Shingles produces much the same sort of crusty abrasions as chicken pox, except that whereas chickenpox occurs over the whole body, shingles occurs only along the distribution of one single spinal nerve. So, typically, the little marks of shingles will appear in a band or a patch round the trunk; or down the arm; or over the buttock; or down the leg. Occasionally, the nerve affected is the one which supplies the forehead region, or alternatively the eye itself. Shingles here can cause severe head pain.

Although chickenpox and shingles are essentially the same virus, the infections themselves couldn’t be more different. Whereas chickenpox is usually a mild infection leaving no after-effects, shingles can be a very nasty infection indeed. For a start, it’s painful; and what’s more the pain of shingles can continue for years in the area of skin supplied by the nerve that has been affected. Secondly, although chickenpox is a disease of the young, shingles generally affects those who are older, and those whose immune system isn’t working properly (the ‘immunocompromised’). This included sufferers from AIDS, and those who are on certain types of medication such as for cancer.

Shingles has been very aptly described as ‘a belt of roses from Hell’. The pain of shingles doesn’t have to persist afterwards, but in a good proportion of cases it does. Shingles can be very unpleasant, but fortunately we have a number of drugs that can counteract it. The secret of good treatment is to use these drugs as soon as the condition is diagnosed, and to make sure that the treatment is fully carried out. The less that the virus in the nerve endings is allowed to proliferate, the less pain will occur in the future.
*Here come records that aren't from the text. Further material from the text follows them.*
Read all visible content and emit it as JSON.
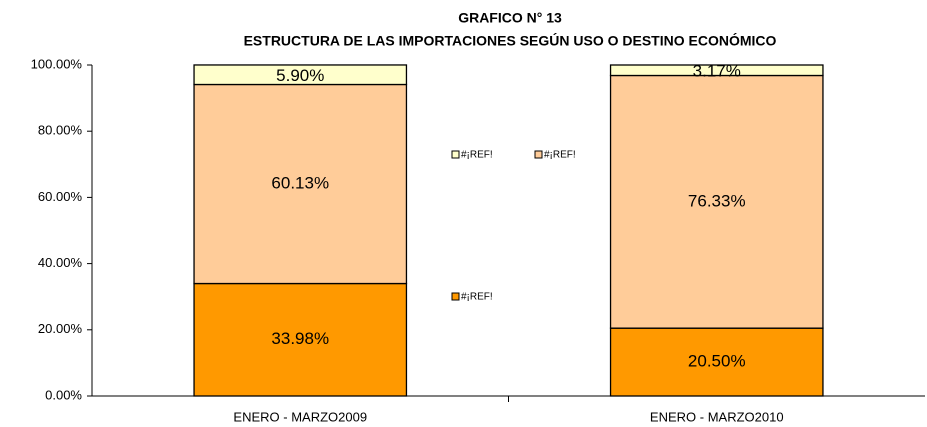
{
  "chart_data": {
    "type": "stacked-bar",
    "title": "GRAFICO N° 13",
    "subtitle": "ESTRUCTURA DE LAS IMPORTACIONES SEGÚN USO O DESTINO ECONÓMICO",
    "categories": [
      "ENERO - MARZO2009",
      "ENERO - MARZO2010"
    ],
    "series": [
      {
        "name": "#¡REF!",
        "color": "#FF9900",
        "values": [
          33.98,
          20.5
        ],
        "value_labels": [
          "33.98%",
          "20.50%"
        ]
      },
      {
        "name": "#¡REF!",
        "color": "#FFCC99",
        "values": [
          60.13,
          76.33
        ],
        "value_labels": [
          "60.13%",
          "76.33%"
        ]
      },
      {
        "name": "#¡REF!",
        "color": "#FFFFCC",
        "values": [
          5.9,
          3.17
        ],
        "value_labels": [
          "5.90%",
          "3.17%"
        ]
      }
    ],
    "ylim": [
      0,
      100
    ],
    "yticks": [
      {
        "value": 0,
        "label": "0.00%"
      },
      {
        "value": 20,
        "label": "20.00%"
      },
      {
        "value": 40,
        "label": "40.00%"
      },
      {
        "value": 60,
        "label": "60.00%"
      },
      {
        "value": 80,
        "label": "80.00%"
      },
      {
        "value": 100,
        "label": "100.00%"
      }
    ]
  }
}
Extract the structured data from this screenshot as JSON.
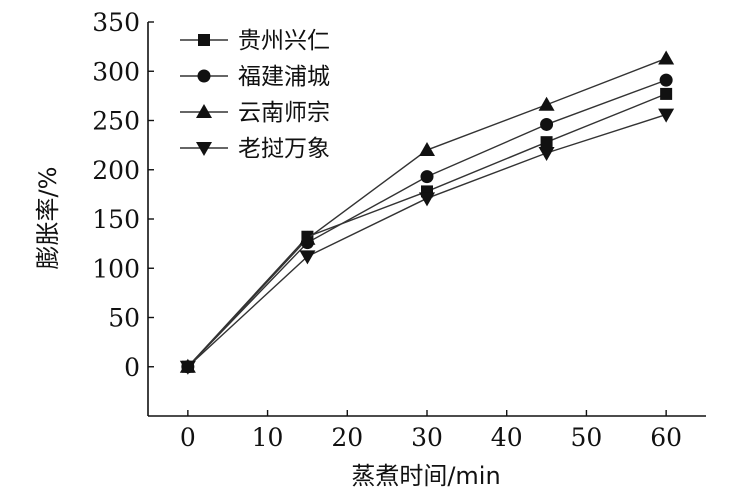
{
  "chart_data": {
    "type": "line",
    "title": "",
    "xlabel": "蒸煮时间/min",
    "ylabel": "膨胀率/%",
    "x": [
      0,
      15,
      30,
      45,
      60
    ],
    "xlim": [
      -5,
      65
    ],
    "ylim": [
      -50,
      350
    ],
    "xticks": [
      0,
      10,
      20,
      30,
      40,
      50,
      60
    ],
    "yticks": [
      0,
      50,
      100,
      150,
      200,
      250,
      300,
      350
    ],
    "grid": false,
    "legend_position": "top-left",
    "series": [
      {
        "name": "贵州兴仁",
        "marker": "square",
        "values": [
          0,
          132,
          178,
          228,
          277
        ]
      },
      {
        "name": "福建浦城",
        "marker": "circle",
        "values": [
          0,
          126,
          193,
          246,
          291
        ]
      },
      {
        "name": "云南师宗",
        "marker": "triangle-up",
        "values": [
          0,
          130,
          220,
          266,
          313
        ]
      },
      {
        "name": "老挝万象",
        "marker": "triangle-down",
        "values": [
          0,
          112,
          171,
          217,
          256
        ]
      }
    ]
  }
}
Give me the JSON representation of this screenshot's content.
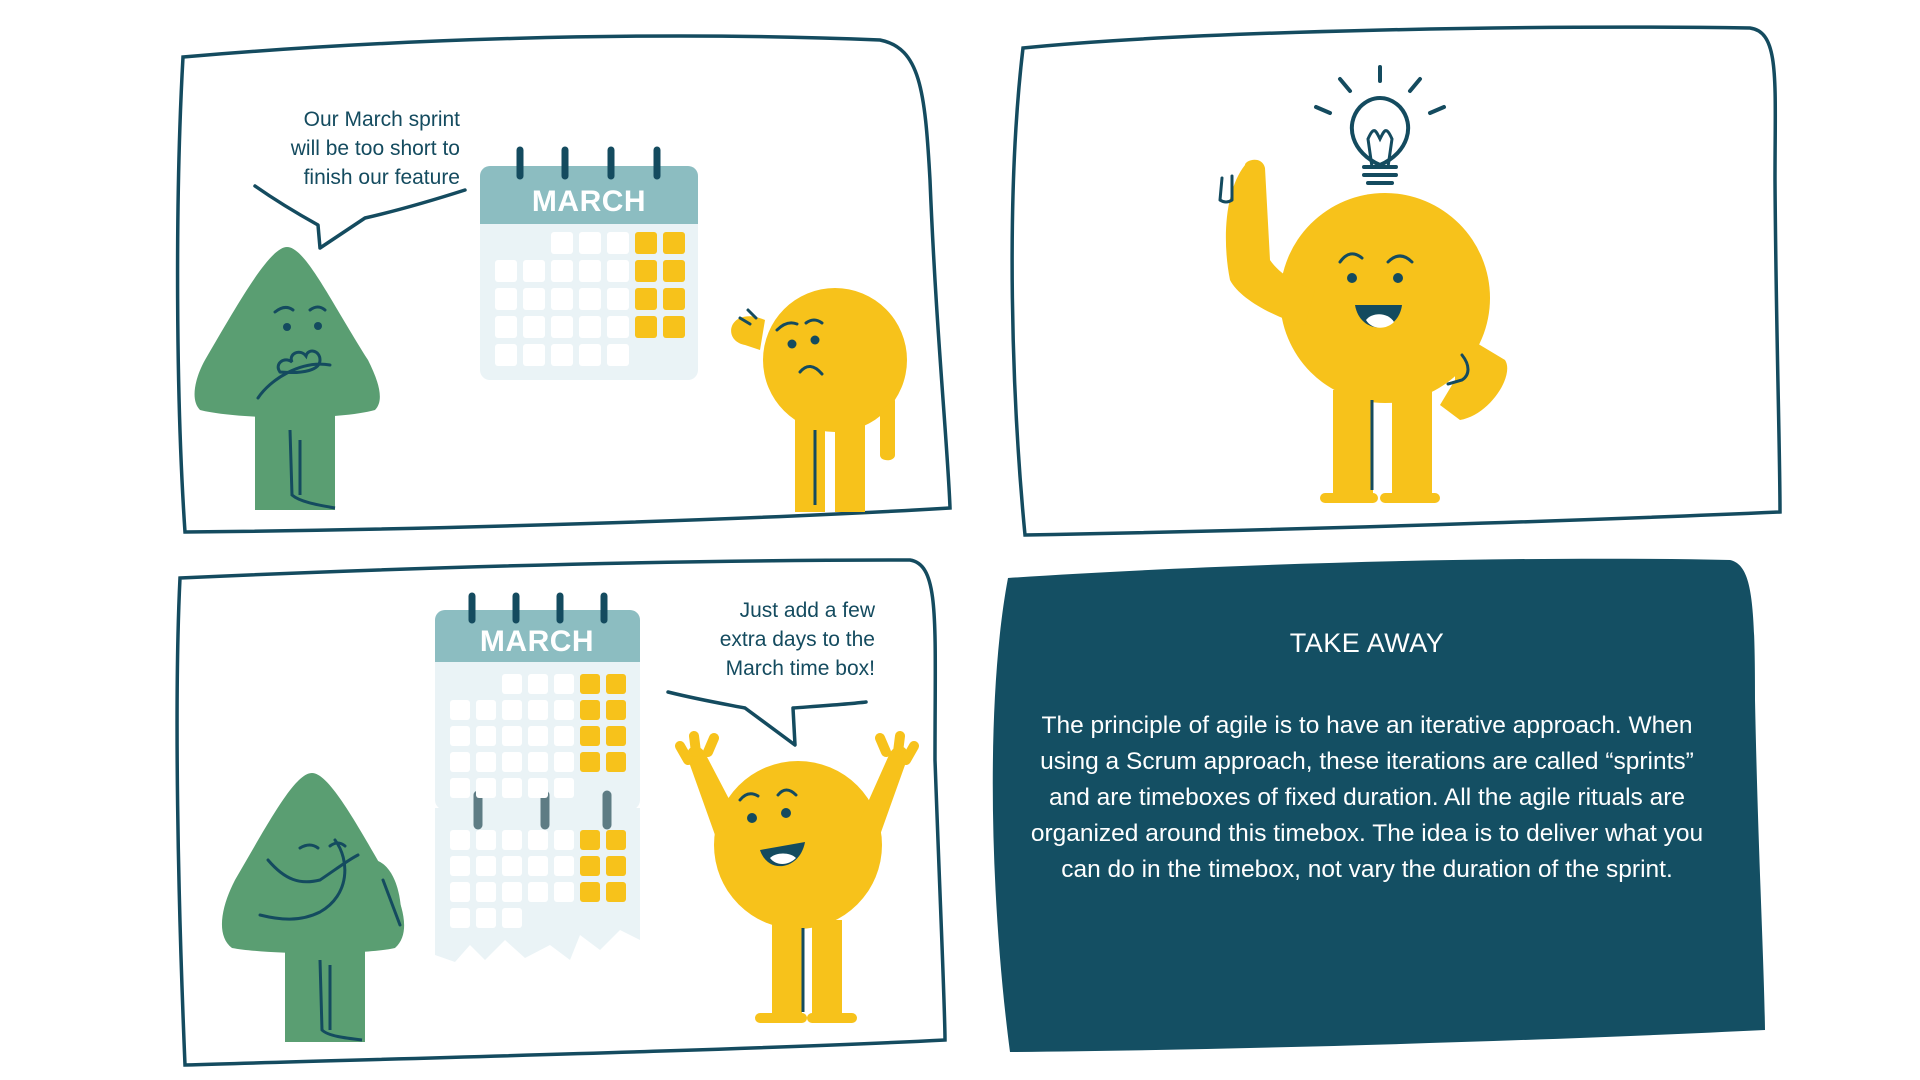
{
  "panel1": {
    "speech_lines": [
      "Our March sprint",
      "will be too short to",
      "finish our feature"
    ],
    "calendar_month": "MARCH"
  },
  "panel2": {},
  "panel3": {
    "calendar_month": "MARCH",
    "speech_lines": [
      "Just add a few",
      "extra days to the",
      "March time box!"
    ]
  },
  "takeaway": {
    "title": "TAKE AWAY",
    "body": "The principle of agile is to have an iterative approach. When using a Scrum approach, these iterations are called “sprints” and are timeboxes of fixed duration. All the agile rituals are organized around this timebox. The idea is to deliver what you can do in the timebox, not vary the duration of the sprint."
  },
  "colors": {
    "ink": "#144b5f",
    "yellow": "#f7c21b",
    "green": "#5a9e72",
    "calendar_header": "#8cbdc1",
    "calendar_body": "#eaf3f6",
    "takeaway_bg": "#144f63"
  },
  "icons": [
    "lightbulb-icon"
  ]
}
One of the classic places for shingles lo occur is over the forehead and around the eye. It starts with an odd sensation in the skin over one side of the forehead and scalp, which then gradually turns into pain, but at this stage there is nothing to be seen and both doctor and patient may wonder what is happening, or where the severe pain is coming from. Then the skin lesions begin to come out – typically, little cyst-like blebs which soon crust over. The blebs can be few in number, but in severe cases they can cover the whole area supplied by the affected nerve, and so one side of the forehead can become a mass of ulcerated abrasions. Typically, new crops of blebs appear each day while the older ones start to crust over. Eventually, no more new vesicles are formed, and the crusts finally drop off, often leaving skin which is red, peeling and very tender to the touch. The skin symptoms of pain and sensitivity may persist some time after its colour and consistency have gone back to normal.

Even if you don’t get post-infection pain, shingles is a very debilitating disease and it may take three months before you feel back to normal.